La mayor parte de las legislaciones hoy vigentes en vez de perseguir el hecho y penalizarlo drásticamente, considerándolo como delito contra la vida de un inocente, abren la mano a su práctica aduciendo razones de múltiple índole.
En unos casos serán técnicos y hombres de negocio porque, según ellos, el despliegue demográfico actual constituye “una onda humana devastadora” que debe ser detenida si se quiere evitar el hambre, la guerra, la miseria universal.
En otros casos porque lo exige la democracia y el pluralismo ideológico; o porque hay que evitar el sufrimiento que acarrean los hijos con mal formaciones genéticas; o porque lo engendrado es humano sólo en la medida que los padres y la comunidad lo acepten; o porque el amor debe ser libre y sin consecuencias de embarazo; o porque lo exige la emancipación humana a favor del progreso; o porque el feto no tiene alma ni personalidad; o porque la mujer es dueña de su cuerpo; o porque el feto es un simple coágulo o una masa informe de células; o porque estadísticas manipuladas obligan a ello.
Razones que no valen a la luz del Evangelio ni de la recta razón. Son sólo presiones y falsas propagandas que el hombre o el Estado emplean para justificar actitudes que no tienen justificación.
Algunos médicos se encargan de culminar el aborto de distintas maneras: bien extrayendo el feto pedazo a pedazo con un instrumento apropiado en forma de cuchara; bien succionando el feto mediante un tubo de plástico conectado a un potente aspirador, de manera que sale troceado; bien abriendo quirúrgicamente el abdomen de la mujer y sacando el feto que, como todavía está vivo, se deja morir ahogado en un recipiente con agua; bien quemando vivo al feto con una solución salina, introducida mediante una aguja en el líquido amniótico, el parto del feto muerto se produce al día siguiente.
El niño no nacido sufre. Cuando el aborto es producido por una inyección salina, lucha durante una hora antes de morir; si lo sacan mediante fórceps sólo morirá cuando el cirujano desgarre su cabeza o rompa su abdomen; si usan el succionador, la criatura huirá de un lugar a otro del seno materno evitando el instrumento asesino.

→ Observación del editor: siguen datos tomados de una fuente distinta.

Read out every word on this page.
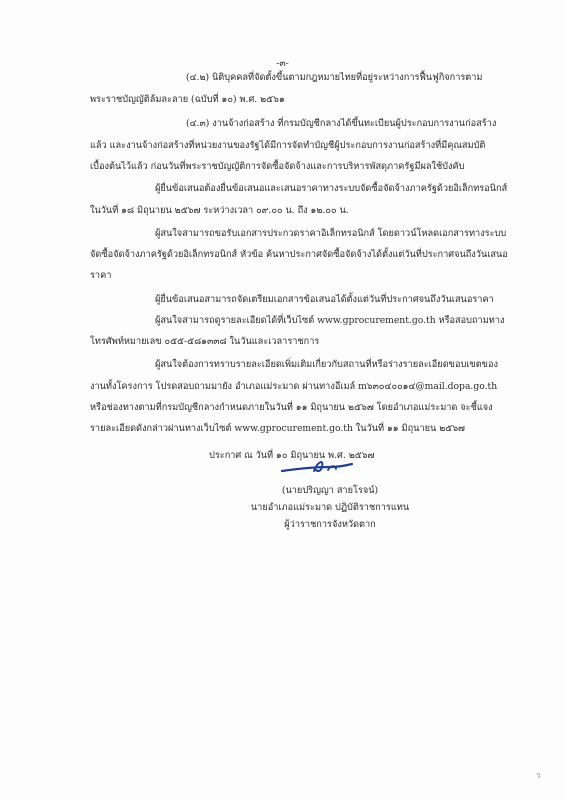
-๓-
(๔.๒) นิติบุคคลที่จัดตั้งขึ้นตามกฎหมายไทยที่อยู่ระหว่างการฟื้นฟูกิจการตาม
พระราชบัญญัติล้มละลาย (ฉบับที่ ๑๐) พ.ศ. ๒๕๖๑
(๔.๓) งานจ้างก่อสร้าง ที่กรมบัญชีกลางได้ขึ้นทะเบียนผู้ประกอบการงานก่อสร้าง
แล้ว และงานจ้างก่อสร้างที่หน่วยงานของรัฐได้มีการจัดทำบัญชีผู้ประกอบการงานก่อสร้างที่มีคุณสมบัติ
เบื้องต้นไว้แล้ว ก่อนวันที่พระราชบัญญัติการจัดซื้อจัดจ้างและการบริหารพัสดุภาครัฐมีผลใช้บังคับ
ผู้ยื่นข้อเสนอต้องยื่นข้อเสนอและเสนอราคาทางระบบจัดซื้อจัดจ้างภาครัฐด้วยอิเล็กทรอนิกส์
ในวันที่ ๑๘ มิถุนายน ๒๕๖๗ ระหว่างเวลา ๐๙.๐๐ น. ถึง ๑๒.๐๐ น.
ผู้สนใจสามารถขอรับเอกสารประกวดราคาอิเล็กทรอนิกส์ โดยดาวน์โหลดเอกสารทางระบบ
จัดซื้อจัดจ้างภาครัฐด้วยอิเล็กทรอนิกส์ หัวข้อ ค้นหาประกาศจัดซื้อจัดจ้างได้ตั้งแต่วันที่ประกาศจนถึงวันเสนอ
ราคา
ผู้ยื่นข้อเสนอสามารถจัดเตรียมเอกสารข้อเสนอได้ตั้งแต่วันที่ประกาศจนถึงวันเสนอราคา
ผู้สนใจสามารถดูรายละเอียดได้ที่เว็บไซต์ www.gprocurement.go.th หรือสอบถามทาง
โทรศัพท์หมายเลข ๐๕๕-๕๘๑๓๓๘ ในวันและเวลาราชการ
ผู้สนใจต้องการทราบรายละเอียดเพิ่มเติมเกี่ยวกับสถานที่หรือร่างรายละเอียดขอบเขตของ
งานทั้งโครงการ โปรดสอบถามมายัง อำเภอแม่ระมาด ผ่านทางอีเมล์ m๖๓๐๔๐๐๑๔@mail.dopa.go.th
หรือช่องทางตามที่กรมบัญชีกลางกำหนดภายในวันที่ ๑๑ มิถุนายน ๒๕๖๗ โดยอำเภอแม่ระมาด จะชี้แจง
รายละเอียดดังกล่าวผ่านทางเว็บไซต์ www.gprocurement.go.th ในวันที่ ๑๑ มิถุนายน ๒๕๖๗
ประกาศ ณ วันที่ ๑๐ มิถุนายน พ.ศ. ๒๕๖๗
(นายปริญญา สายโรจน์)
นายอำเภอแม่ระมาด ปฏิบัติราชการแทน
ผู้ว่าราชการจังหวัดตาก
ร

En el silencio aséptico de una clínica o de un hospital la embarazada que aborta no hace ostentación pública de un crimen. La muerte del inocente pasa tan inadvertida como el tráfico de fetos humanos abortados, los cuales en muchos países del mundo, son vendidos para ser utilizados en la industria cosmética.(...)
Carta del Obispo desde Pinar del Río (Cuba), que fuera todavía en 1998, en el 50 aniversario de su Ordenación como sacerdote, Monseñor José Siro González Bacallao.